The physiology of scary play

We found that enjoyment in the haunted attraction was related to just-right fluctuations in participants’ heart rate. In other words, “fun” coincided with moderate whoops and deviations in the heart’s fluctuations. In contrast, participants who reported that they did not enjoy the scary experiences either had larger variations in their heart rates, suggesting an overwhelming experience, or showed no change in heart rate, suggesting that they may have disassociated from or become bored by the experience.

We should not be surprised that joy springs from such an apparently negative emotion as fear. Nearly 300 years ago, David Hume, the Scottish philosopher, observed in his essay “Of Tragedy” that there is “an unaccountable pleasure, which the spectators of a well written tragedy receive from sorrow, terror . . . and other passions, which are in themselves disagreeable and uneasy. The more they are touched and affected, the more are they delighted with the spectacle.”

Paul Bloom, the esteemed Yale psychologist who is now a professor at Toronto University, underscores Hume’s observations and was among the first to suggest that many enjoyable experiences are also typically characterized by hitting a sweet spot. For example, a hug should be neither too hard nor too soft, and coffee should be neither too hot nor too cold. Similarly, there seems to be a sweet spot when it comes to recreational fear – those occasions when individuals derive pleasure out of fear – where delight is related to a manageable amount of fearful surprise that a person can deal with and ultimately learn from.

Overall, this is reasonable. It makes sense that a successful organism, such as a human being, should have a reward mechanism associated with learning so it can adapt to more circumstances and enhance its capacities to survive and thrive.

Bodily experience of playful fear

The haunted attraction experiment may highlight how we sometimes learn not only about phenomena outside of ourselves, but also about our own physiological responses. A moderate scare can be good because it gives us an opportunity to learn how our bodies respond in certain ways to certain experiences. We may then be more prepared to manage those responses in a better way if they happen again. We suspect that this is one reason children – and adults – repeat scary experiences, so they can go through the physiological impact again and learn how to recover more effectively.

‘The children are learning to anticipate – and manage – a soft jump in their fear, similar to what they may encounter at points in their lives.’

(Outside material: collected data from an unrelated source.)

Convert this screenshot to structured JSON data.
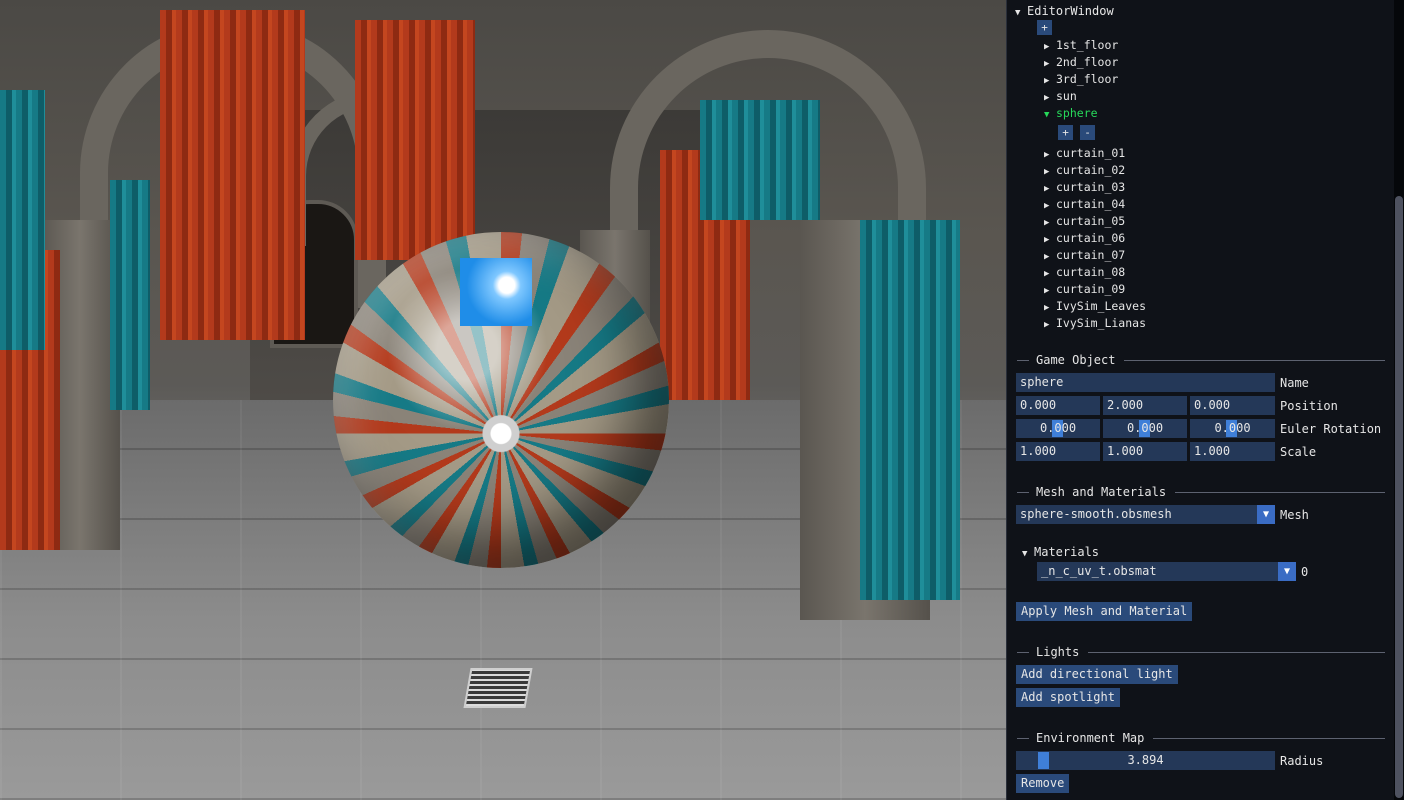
{
  "window": {
    "title": "EditorWindow"
  },
  "tree": {
    "add_root_label": "+",
    "items": [
      {
        "label": "1st_floor",
        "expanded": false,
        "selected": false
      },
      {
        "label": "2nd_floor",
        "expanded": false,
        "selected": false
      },
      {
        "label": "3rd_floor",
        "expanded": false,
        "selected": false
      },
      {
        "label": "sun",
        "expanded": false,
        "selected": false
      },
      {
        "label": "sphere",
        "expanded": true,
        "selected": true
      },
      {
        "label": "curtain_01",
        "expanded": false,
        "selected": false
      },
      {
        "label": "curtain_02",
        "expanded": false,
        "selected": false
      },
      {
        "label": "curtain_03",
        "expanded": false,
        "selected": false
      },
      {
        "label": "curtain_04",
        "expanded": false,
        "selected": false
      },
      {
        "label": "curtain_05",
        "expanded": false,
        "selected": false
      },
      {
        "label": "curtain_06",
        "expanded": false,
        "selected": false
      },
      {
        "label": "curtain_07",
        "expanded": false,
        "selected": false
      },
      {
        "label": "curtain_08",
        "expanded": false,
        "selected": false
      },
      {
        "label": "curtain_09",
        "expanded": false,
        "selected": false
      },
      {
        "label": "IvySim_Leaves",
        "expanded": false,
        "selected": false
      },
      {
        "label": "IvySim_Lianas",
        "expanded": false,
        "selected": false
      }
    ],
    "child_add_label": "+",
    "child_remove_label": "-"
  },
  "game_object": {
    "header": "Game Object",
    "name_value": "sphere",
    "name_label": "Name",
    "position": [
      "0.000",
      "2.000",
      "0.000"
    ],
    "position_label": "Position",
    "euler_rotation": [
      "0.000",
      "0.000",
      "0.000"
    ],
    "euler_rotation_label": "Euler Rotation",
    "scale": [
      "1.000",
      "1.000",
      "1.000"
    ],
    "scale_label": "Scale"
  },
  "mesh_materials": {
    "header": "Mesh and Materials",
    "mesh_value": "sphere-smooth.obsmesh",
    "mesh_label": "Mesh",
    "materials_header": "Materials",
    "material_value": "_n_c_uv_t.obsmat",
    "material_index": "0",
    "apply_button": "Apply Mesh and Material"
  },
  "lights": {
    "header": "Lights",
    "add_directional_button": "Add directional light",
    "add_spotlight_button": "Add spotlight"
  },
  "environment_map": {
    "header": "Environment Map",
    "radius_value": "3.894",
    "radius_label": "Radius",
    "remove_button": "Remove"
  },
  "icons": {
    "collapse": "triangle-down-icon",
    "expand": "triangle-right-icon",
    "combo": "combo-arrow-down-icon"
  },
  "colors": {
    "panel_bg": "#0f1218",
    "field_bg": "#243858",
    "button_bg": "#2a4a7a",
    "selected_text": "#27d95a",
    "accent": "#3f7fd8"
  }
}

Some researchers argue that anxiety is epidemic among young people today not only because we are better at diagnosing it. They suggest that the increase might also be linked to the decline in the incidence of risky play, in part because of urbanization, less outside space for play, a focus on preventing children from getting hurt, and increased technology for play in the home. Taken together, these factors are reducing forms of risky play that are often the very circumstances in which children seek out appropriately scary experiences for themselves. So people today may be less experienced at being scared in a safe way, which may, in turn, contribute to the overall increase in general anxiety.

In summary, it is important not to misunderstand the fun derived from recreational fear. This is not a suggestion that parents hide in the closet and jump out to scare their kids. Rather, it is a reminder to look for those times when children squeal and laugh and shriek with delight. There is a good chance that these are signs that they are learning.